Said the little Wren, ”It will give you hearing Seldom given to men.”
It made her tongue to tingle When she bit it through, And straightway all the dingle Seemed full of words she knew.
She understood the words The wild brook sang in straying, And what the woodland birds Among themselves were saying.
But sweeter than all singing Of brook or birds above, She heard the bluebells ringing The chimes the fairies love.
VERA'S CHRISTMAS GIFT.
It was Christmas Day, and very, very hot; for Christmas in South Africa comes at mid-summer, whilst the winter, or rainy season, occurs there in July and August, which certainly seems a strange arrangement to our ideas.
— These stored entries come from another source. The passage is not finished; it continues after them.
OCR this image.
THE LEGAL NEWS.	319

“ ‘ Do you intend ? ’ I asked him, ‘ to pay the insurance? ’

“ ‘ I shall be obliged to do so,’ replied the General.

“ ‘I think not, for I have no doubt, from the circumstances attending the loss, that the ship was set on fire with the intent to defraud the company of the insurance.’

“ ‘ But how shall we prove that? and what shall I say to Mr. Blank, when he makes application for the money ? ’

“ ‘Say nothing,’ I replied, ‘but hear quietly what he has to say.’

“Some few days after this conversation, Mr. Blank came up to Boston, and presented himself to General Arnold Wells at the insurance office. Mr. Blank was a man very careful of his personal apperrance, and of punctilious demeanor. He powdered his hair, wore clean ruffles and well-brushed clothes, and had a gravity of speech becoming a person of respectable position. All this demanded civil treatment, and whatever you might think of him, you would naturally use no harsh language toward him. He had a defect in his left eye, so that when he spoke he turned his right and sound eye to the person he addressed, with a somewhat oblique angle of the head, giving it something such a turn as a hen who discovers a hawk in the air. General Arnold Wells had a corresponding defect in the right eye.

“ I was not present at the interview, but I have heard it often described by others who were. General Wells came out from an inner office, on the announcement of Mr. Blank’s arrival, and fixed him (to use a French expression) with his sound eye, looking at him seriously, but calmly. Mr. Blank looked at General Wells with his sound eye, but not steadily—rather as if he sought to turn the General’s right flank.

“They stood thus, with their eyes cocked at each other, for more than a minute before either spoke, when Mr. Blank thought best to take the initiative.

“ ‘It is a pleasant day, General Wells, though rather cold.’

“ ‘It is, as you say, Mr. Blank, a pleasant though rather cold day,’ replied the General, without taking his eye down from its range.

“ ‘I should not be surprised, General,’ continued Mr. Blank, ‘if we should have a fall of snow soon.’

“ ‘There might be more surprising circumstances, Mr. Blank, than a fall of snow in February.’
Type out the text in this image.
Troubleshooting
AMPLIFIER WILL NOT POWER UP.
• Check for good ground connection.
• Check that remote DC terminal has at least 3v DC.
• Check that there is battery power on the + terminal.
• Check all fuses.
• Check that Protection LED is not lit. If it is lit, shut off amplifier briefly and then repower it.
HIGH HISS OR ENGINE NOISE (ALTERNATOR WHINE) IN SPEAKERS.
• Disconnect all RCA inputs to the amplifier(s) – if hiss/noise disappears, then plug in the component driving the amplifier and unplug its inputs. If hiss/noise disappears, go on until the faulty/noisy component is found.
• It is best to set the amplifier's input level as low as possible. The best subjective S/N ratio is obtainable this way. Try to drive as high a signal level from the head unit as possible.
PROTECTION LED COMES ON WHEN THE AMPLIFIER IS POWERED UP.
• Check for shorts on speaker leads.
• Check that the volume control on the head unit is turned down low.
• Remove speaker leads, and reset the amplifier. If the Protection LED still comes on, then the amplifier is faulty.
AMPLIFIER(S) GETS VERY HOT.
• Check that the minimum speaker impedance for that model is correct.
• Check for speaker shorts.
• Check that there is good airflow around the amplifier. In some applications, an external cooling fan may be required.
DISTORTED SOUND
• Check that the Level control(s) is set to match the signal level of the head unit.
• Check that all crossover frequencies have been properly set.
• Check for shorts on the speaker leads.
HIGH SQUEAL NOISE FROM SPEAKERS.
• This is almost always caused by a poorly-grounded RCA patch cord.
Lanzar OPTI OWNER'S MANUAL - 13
However, whatever the temperature may be, Christmas is ever kept by all English people as nearly as possible in the same way as they were wont to keep it ”at Home,” for it is thus that all colonists lovingly speak of the land of their birth.
So, though little Vera Everest lived on an African farm, she knew all about Christmas, and did not forget to hang up both her fat, white socks, to find them well filled with presents on Christmas morning; and there were roast turkey and plum-pudding for dinner, just as you had last year.
She was not old enough to ride to the distant village church with her parents, but she amused herself during their absence with singing all the Christmas carols she knew to Sixpence, her Zulu nurse; and by and by she heard the tramp of the horse's feet, and ran to the door.
Instead of the cheerful greeting she expected, Mother hardly noticed her little girl. She held an open letter in her hand, and was crying--yes, crying on Christmas Day!
Mrs. Everest was indeed in sad grief; the mail had just come in, and she had a letter to say that her mother was seriously ill, and longing to see her. A few months ago there would have been no difficulty about the journey; but the Everests had lost a great deal of money lately, and an expensive journey was now quite out of the question, and yet it cut her to the heart not to be able to go to her mother when she was ill, and perhaps dying.
Vera was too young to be told all this, but she was not too young to see that Mother was in trouble.
”I do believe Santa Claus forgot Mammy's stocking,” she said to herself: ”she has not had a present to-day, and that's why she's crying.”
So Vera turned the matter over in her mind, and came to the conclusion that _she_ must give Mother a present, as Santa Claus had so shamefully neglected her.
She went to her treasure-box--a tin biscuit-case in which she kept the pretty stones and crystals which she picked up in her walks, and, after thinking a little, she chose a bright, irregular-shaped stone, and, clasping her hands tightly behind her, she went on to the veranda.
Mother was lying back in a cane chair and gazing with sad eyes over the sea.